Reynolds and its fellow plaintiffs also invokes the Constitution’s prohibitions on states interfering with interstate commence, writing, “The dormant Commerce Clause prohibits California from enforcing a law that ‘regulates or discriminates against interstate commerce, or when its effect is to favor in-state economic interests over out-of-state interests.'” The important point here is that California did not implement the flavor ban to protect its economic interests by, for example, allowing in-state sale of flavored tobacco products while prohibiting the sale of out-of-state tobacco products.

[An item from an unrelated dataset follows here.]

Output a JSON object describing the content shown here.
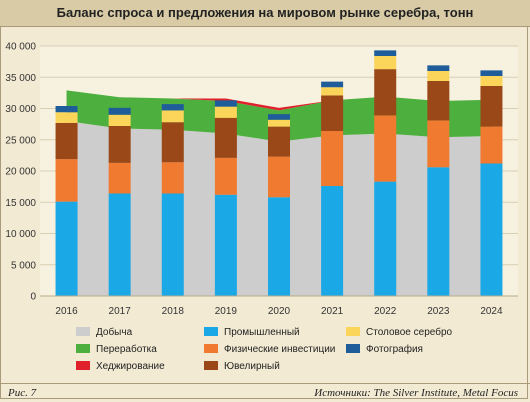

It implemented the flavor ban to protect health interests of its residents by prohibiting the sale of flavored tobacco products regardless of where they were manufactured.
But, like the referendum itself, if RJ Reynolds and others can delay implementation of the law, it can keep making money selling it menthol cigarettes and other flavored products.
The immediate short-term concern is if Reynolds succeeds in getting an injunction delaying enforcement of the law while the lawsuit drags on. They would argue that the law will cause them “Irreparable injury.”
To counter this argument, I hope California Attorney General Rob Bonta argues that any delay would cause irreparable harm to the people of California, especially kids who will start using tobacco because of flavors.
Reynolds may be hoping that the MAGA Supreme Court will rescue them, but I doubt that even this court will want to rescue the tobacco companies given how clear Congress was in saying states and localities are empowered to pass such laws.
The FDA’s analysis of the effects of its proposed product standard banning menthol cigarettes provides a measure of the damage done by any delay. FDA estimated that every month delay in implementing the ban would result in an additional 29,403 new cigarette smokers and at least an additional 1,362 premature deaths in future years.
California has about 13% of the total US population, so, using the FDA estimates, every year of delay in implementing the California state flavored tobacco sales ban would mean 3800 more cigarette smokers and 180 additional premature deaths.
And, that’s just for cigarettes. There would be additional addicted kids and premature deaths from e-cigarettes, little cigars and other tobacco products.
Let’s hope the courts quickly dismiss this frivolous lawsuit.
The case is R. J. Reynolds Tobacco Company et al v. Bonta et al, Docket No. 3:22-cv-01755 (S.D. Cal. Nov 09, 2022), Court Docket.